50 ans d’évolution du camping des années 1970 à nos jours

La route des vacances

Vous souvenez-vous de ces vacances d’été des années 1970 ou du début des années 80 ? On chargeait la voiture jusqu’à la limite, on partait avec la tente canadienne ou familiale, les matelas pneumatiques, la glacière, le réchaud à gaz et les chaises pliantes.

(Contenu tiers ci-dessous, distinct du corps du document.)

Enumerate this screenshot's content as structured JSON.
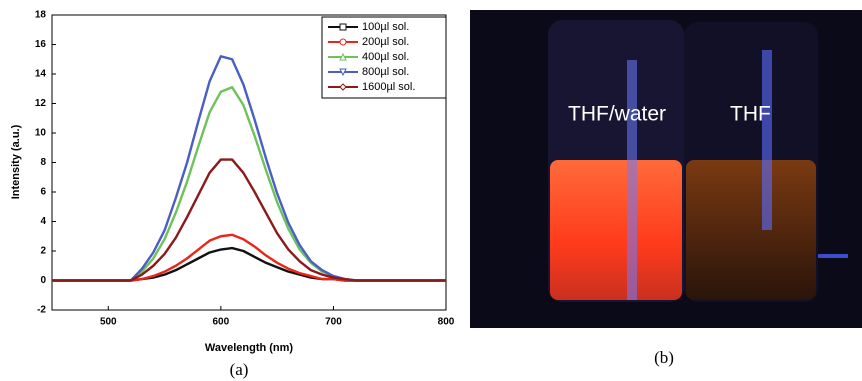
{
  "chart_data": {
    "type": "line",
    "xlabel": "Wavelength (nm)",
    "ylabel": "Intensity (a.u.)",
    "x": [
      450,
      520,
      530,
      540,
      550,
      560,
      570,
      580,
      590,
      600,
      610,
      620,
      630,
      640,
      650,
      660,
      670,
      680,
      690,
      700,
      710,
      720,
      800
    ],
    "series": [
      {
        "name": "100µl sol.",
        "color": "#111111",
        "marker": "square",
        "values": [
          0,
          0,
          0.1,
          0.2,
          0.4,
          0.7,
          1.1,
          1.5,
          1.9,
          2.1,
          2.2,
          2.0,
          1.6,
          1.2,
          0.9,
          0.6,
          0.4,
          0.2,
          0.1,
          0.1,
          0,
          0,
          0
        ]
      },
      {
        "name": "200µl sol.",
        "color": "#e8261c",
        "marker": "circle",
        "values": [
          0,
          0,
          0.1,
          0.3,
          0.6,
          1.0,
          1.5,
          2.1,
          2.7,
          3.0,
          3.1,
          2.8,
          2.3,
          1.7,
          1.2,
          0.8,
          0.5,
          0.3,
          0.1,
          0.1,
          0,
          0,
          0
        ]
      },
      {
        "name": "400µl sol.",
        "color": "#6dc25a",
        "marker": "triangle",
        "values": [
          0,
          0,
          0.6,
          1.5,
          2.8,
          4.6,
          6.7,
          9.1,
          11.4,
          12.8,
          13.1,
          11.9,
          9.8,
          7.5,
          5.3,
          3.5,
          2.1,
          1.2,
          0.6,
          0.3,
          0.1,
          0,
          0
        ]
      },
      {
        "name": "800µl sol.",
        "color": "#4a5fc4",
        "marker": "triangle-down",
        "values": [
          0,
          0,
          0.8,
          1.9,
          3.4,
          5.6,
          8.0,
          10.8,
          13.5,
          15.2,
          15.0,
          13.3,
          10.9,
          8.3,
          5.9,
          3.9,
          2.4,
          1.3,
          0.7,
          0.3,
          0.1,
          0,
          0
        ]
      },
      {
        "name": "1600µl sol.",
        "color": "#8b1a1a",
        "marker": "diamond",
        "values": [
          0,
          0,
          0.4,
          1.0,
          1.8,
          2.9,
          4.3,
          5.8,
          7.3,
          8.2,
          8.2,
          7.3,
          6.0,
          4.6,
          3.2,
          2.1,
          1.3,
          0.7,
          0.4,
          0.2,
          0.1,
          0,
          0
        ]
      }
    ],
    "xlim": [
      450,
      800
    ],
    "xticks": [
      500,
      600,
      700,
      800
    ],
    "ylim": [
      -2,
      18
    ],
    "yticks": [
      -2,
      0,
      2,
      4,
      6,
      8,
      10,
      12,
      14,
      16,
      18
    ],
    "legend": "upper-right",
    "grid": false
  },
  "captions": {
    "a": "(a)",
    "b": "(b)"
  },
  "photo": {
    "label_left": "THF/water",
    "label_right": "THF"
  }
}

Arrivés sur place, on passait parfois deux heures à planter les sardines, à tendre la toile et à installer le camp. L’eau était souvent froide, les sanitaires collectifs et basiques, et le confort se résumait à un peu d’ombre et à la liberté de courir pieds nus. Pourtant, on en garde des souvenirs indélébiles.

On monte la tente

Aujourd’hui, le même mot  camping  évoque pour beaucoup de familles une tout autre réalité : mobil-home climatisé, lodge ou tente de glamping avec literie hôtelière, piscine à toboggans, restaurant, club enfants, spa et Wi-Fi. Entre ces deux mondes, il s’est passé une profonde révolution, à la fois dans les mentalités et dans les structures d’accueil.

Les années 1970-1980 : le règne de la simplicité et de la débrouille

Camping en 1970

Dans les années 1970, le camping familial restait encore très proche de ses origines populaires d’après-guerre. On venait surtout chercher un emplacement pour poser sa tente ou, pour les plus équipés, une caravane pliante. Les terrains étaient souvent municipaux ou modestes. Les équipements se limitaient généralement à des points d’eau, des sanitaires collectifs (parfois rudimentaires) et, dans le meilleur des cas, quelques douches.

Les sanitaires en 1970

Le matériel faisait partie de l’aventure : tentes en coton aux couleurs vives (orange, bleu, vert), tables et chaises pliantes, parasols à franges, réchaud bleu et blanc, vaisselle en plastique et glacière avec pains de glace. On cuisinait dehors, on mangeait sous l’auvent, on se lavait à l’eau froide ou tiède. Les enfants passaient leurs journées libres, les parents s’occupaient du camp, et le soir on se retrouvait autour d’une radio ou d’une conversation avec les voisins d’emplacement.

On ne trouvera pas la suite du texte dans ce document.